What Is Regression Analysis
Regression analysis is a statistical method that assessors use to estimate property values by identifying relationships between sale prices and property characteristics like square footage, lot size, age, and location. The assessor plugs in data from recent comparable sales, then the regression model calculates how much each feature contributes to the final value. This produces a formula that assigns a predicted value to properties in the jurisdiction.

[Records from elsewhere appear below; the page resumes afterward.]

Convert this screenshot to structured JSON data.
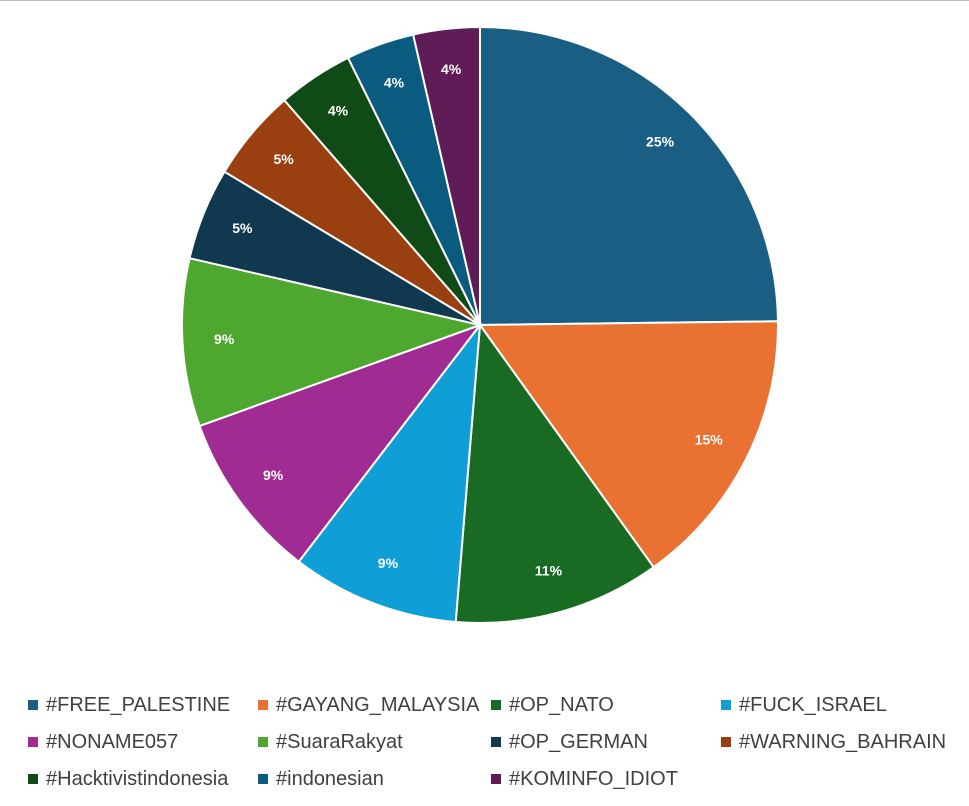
{
  "chart_data": {
    "type": "pie",
    "categories": [
      "#FREE_PALESTINE",
      "#GAYANG_MALAYSIA",
      "#OP_NATO",
      "#FUCK_ISRAEL",
      "#NONAME057",
      "#SuaraRakyat",
      "#OP_GERMAN",
      "#WARNING_BAHRAIN",
      "#Hacktivistindonesia",
      "#indonesian",
      "#KOMINFO_IDIOT"
    ],
    "values": [
      24.8,
      15.3,
      11.2,
      9.1,
      9.1,
      9.1,
      5.0,
      5.0,
      4.1,
      3.7,
      3.6
    ],
    "data_labels": [
      "25%",
      "15%",
      "11%",
      "9%",
      "9%",
      "9%",
      "5%",
      "5%",
      "4%",
      "4%",
      "4%"
    ],
    "colors": [
      "#1b5e84",
      "#e97132",
      "#196b24",
      "#0f9ed5",
      "#a02b93",
      "#4ea72e",
      "#10384f",
      "#9a3f10",
      "#0f4a17",
      "#0b5a7f",
      "#5f1c56"
    ],
    "legend_position": "bottom",
    "title": ""
  }
}
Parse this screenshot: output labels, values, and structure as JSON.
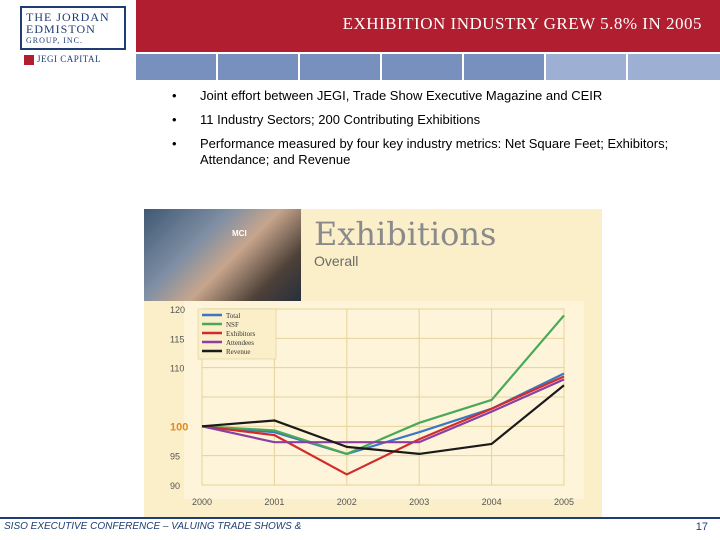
{
  "header": {
    "title": "EXHIBITION INDUSTRY GREW 5.8% IN 2005",
    "logo_line1": "THE JORDAN",
    "logo_line2": "EDMISTON",
    "logo_line3": "GROUP, INC.",
    "capital_label": "JEGI CAPITAL",
    "band_color": "#b01e2f",
    "strip_color": "#7790bd"
  },
  "bullets": [
    {
      "marker": "•",
      "text": "Joint effort between JEGI, Trade Show Executive Magazine and CEIR"
    },
    {
      "marker": "•",
      "text": "11 Industry Sectors; 200 Contributing Exhibitions"
    },
    {
      "marker": "•",
      "text": "Performance measured by four key industry metrics: Net Square Feet; Exhibitors; Attendance; and Revenue"
    }
  ],
  "figure": {
    "title": "Exhibitions",
    "subtitle": "Overall",
    "photo_tag": "MCI",
    "photo_icon": "trade-show-crowd-photo"
  },
  "chart_data": {
    "type": "line",
    "x": [
      "2000",
      "2001",
      "2002",
      "2003",
      "2004",
      "2005"
    ],
    "series": [
      {
        "name": "Total",
        "color": "#3a78c4",
        "values": [
          100,
          99,
          95.3,
          99,
          103,
          109
        ]
      },
      {
        "name": "NSF",
        "color": "#4aa85a",
        "values": [
          100,
          99.3,
          95.3,
          100.6,
          104.5,
          118.9
        ]
      },
      {
        "name": "Exhibitors",
        "color": "#d22b2b",
        "values": [
          100,
          98.5,
          91.8,
          97.8,
          103,
          108.5
        ]
      },
      {
        "name": "Attendees",
        "color": "#8b3fa3",
        "values": [
          100,
          97.3,
          97.3,
          97.3,
          102.5,
          108
        ]
      },
      {
        "name": "Revenue",
        "color": "#1a1a1a",
        "values": [
          100,
          101,
          96.5,
          95.3,
          97,
          107
        ]
      }
    ],
    "yticks": [
      "120",
      "115",
      "110",
      "100",
      "95",
      "90"
    ],
    "ytick_values": [
      120,
      115,
      110,
      100,
      95,
      90
    ],
    "ylim": [
      90,
      120
    ],
    "grid": true,
    "legend": "top-left"
  },
  "footer": {
    "left": "SISO EXECUTIVE CONFERENCE – VALUING TRADE SHOWS &",
    "page": "17"
  }
}
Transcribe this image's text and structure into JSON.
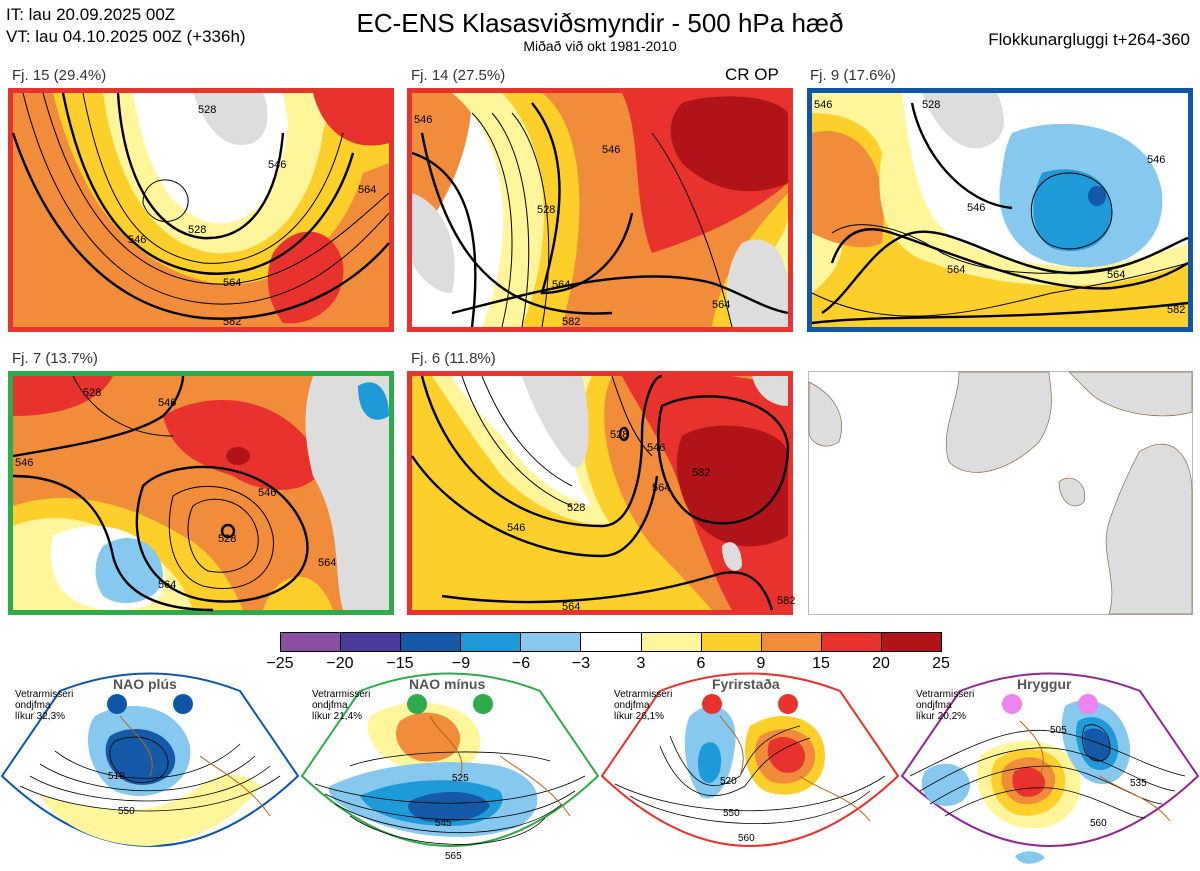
{
  "header": {
    "it_line": "IT: lau 20.09.2025 00Z",
    "vt_line": "VT: lau 04.10.2025 00Z  (+336h)",
    "title": "EC-ENS Klasasviðsmyndir - 500 hPa hæð",
    "subtitle": "Miðað við okt 1981-2010",
    "window": "Flokkunargluggi t+264-360"
  },
  "panels": [
    {
      "label": "Fj. 15 (29.4%)",
      "border": "#e8322e",
      "contours": [
        "528",
        "546",
        "564",
        "582",
        "528",
        "546",
        "564"
      ]
    },
    {
      "label": "Fj. 14 (27.5%)",
      "border": "#e8322e",
      "contours": [
        "546",
        "528",
        "546",
        "564",
        "564",
        "582"
      ],
      "extra": "CR OP"
    },
    {
      "label": "Fj. 9 (17.6%)",
      "border": "#0f57a6",
      "contours": [
        "546",
        "528",
        "546",
        "546",
        "564",
        "564",
        "582"
      ]
    },
    {
      "label": "Fj. 7 (13.7%)",
      "border": "#2eab4a",
      "contours": [
        "528",
        "546",
        "546",
        "546",
        "528",
        "564",
        "564"
      ]
    },
    {
      "label": "Fj. 6 (11.8%)",
      "border": "#e8322e",
      "contours": [
        "528",
        "546",
        "528",
        "546",
        "564",
        "582",
        "564",
        "582"
      ]
    },
    {
      "label": "",
      "border": "#bbbbbb",
      "contours": []
    }
  ],
  "colorbar": {
    "colors": [
      "#8a4fa0",
      "#4a3a9a",
      "#145aa8",
      "#1e9ad8",
      "#86c8ee",
      "#ffffff",
      "#fff59a",
      "#fdcf2a",
      "#f08c3a",
      "#e8322e",
      "#b01418"
    ],
    "ticks": [
      "−25",
      "−20",
      "−15",
      "−9",
      "−6",
      "−3",
      "3",
      "6",
      "9",
      "15",
      "20",
      "25"
    ]
  },
  "regimes": [
    {
      "title": "NAO plús",
      "note_1": "Vetrarmisseri",
      "note_2": "ondjfma",
      "note_3": "líkur 32,3%",
      "color": "#0f57a6",
      "contours": [
        "510",
        "550"
      ]
    },
    {
      "title": "NAO mínus",
      "note_1": "Vetrarmisseri",
      "note_2": "ondjfma",
      "note_3": "líkur 21,4%",
      "color": "#2eab4a",
      "contours": [
        "525",
        "545",
        "565"
      ]
    },
    {
      "title": "Fyrirstaða",
      "note_1": "Vetrarmisseri",
      "note_2": "ondjfma",
      "note_3": "líkur 26,1%",
      "color": "#e8322e",
      "contours": [
        "520",
        "550",
        "560"
      ]
    },
    {
      "title": "Hryggur",
      "note_1": "Vetrarmisseri",
      "note_2": "ondjfma",
      "note_3": "líkur 20,2%",
      "color": "#8e2a8e",
      "dot": "#ee82ee",
      "contours": [
        "505",
        "535",
        "560"
      ]
    }
  ]
}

How Assessors Use It in Mass Appraisal
Most county assessors rely on regression analysis as the foundation of mass appraisal systems. Rather than individually appraising 50,000 properties, they use computer assisted mass appraisal software to run regression models against all properties at once. The model identifies which comparable sales best predict value, then applies those relationships across the entire jurisdiction. This approach keeps appraisals consistent but introduces systematic errors when the model doesn't fit your property type well.
For example, if an assessor's regression model underweights waterfront location because only 15 sales had waterfront access, your waterfront property may be undervalued relative to its comparable sales. Conversely, if the model assumes all garages add $8,000 to value but your garage is detached and rarely used, you may be overvalued.
What You Can Challenge at Board of Review Hearings
During a board of review hearing or formal appeal, you can contest how the regression model valued your property. Effective challenges focus on three areas:
- Comparable sales selection: The model may have excluded recent sales of truly comparable properties or included sales that don't match your property type. If a foreclosure or distressed sale skewed the data, that's worth flagging.
- Feature weightings: Challenge specific assumptions. If the model assigns equal value to all renovations regardless of quality, or doesn't account for your property's unique condition, you have grounds to argue the assessment ratio is too high.
- Assessment ratio accuracy: Your state publishes assessment ratios showing what percentage of market value the assessor used. Illinois requires a 33% assessment ratio, but if your property was assessed at 45% of its market value while neighbors were assessed at 28%, regression analysis didn't work fairly for you.
Building Your Case with Comparable Sales Data
Request the assessor's comparable sales list and regression model documentation. You're entitled to this under most state freedom of information laws. Then find your own recent comparable sales from the past 6 to 12 months, preferably arm's length transactions in similar neighborhoods. If market data shows your property should trade at $320,000 but it's assessed at $400,000 (at a 33% ratio, that implies a $1.2 million value), the regression model failed to capture market reality.
Document any property features the model appears to have ignored. Missing pool, additional lot acreage, or architectural significance all factor into regression weightings. Bring photos, recent appraisals, and repair estimates if your property condition differs materially from the model's assumptions.
Common Questions
- Can I see the actual regression formula the assessor used? In most states, yes. Request the regression coefficients and model statistics from the assessor's office. Look for the R-squared value, which indicates how well the model explains price variation. An R-squared below 0.70 suggests the model has significant predictive problems, strengthening your appeal argument.
- What if the assessor's comparable sales are old or cherry-picked? File a formal objection before your board of review hearing. Provide documentation showing the assessor ignored recent comparable sales or included outliers. Courts have reduced assessments when regression models were based on stale or unrepresentative data.
- Does regression analysis apply to agricultural or industrial property? Regression models work poorly for specialized property types with few comparable sales. If your property falls outside typical categories, the assessor may have forced an inappropriate model. This is one of the strongest appeal arguments because regression analysis has documented limitations for non-standard properties.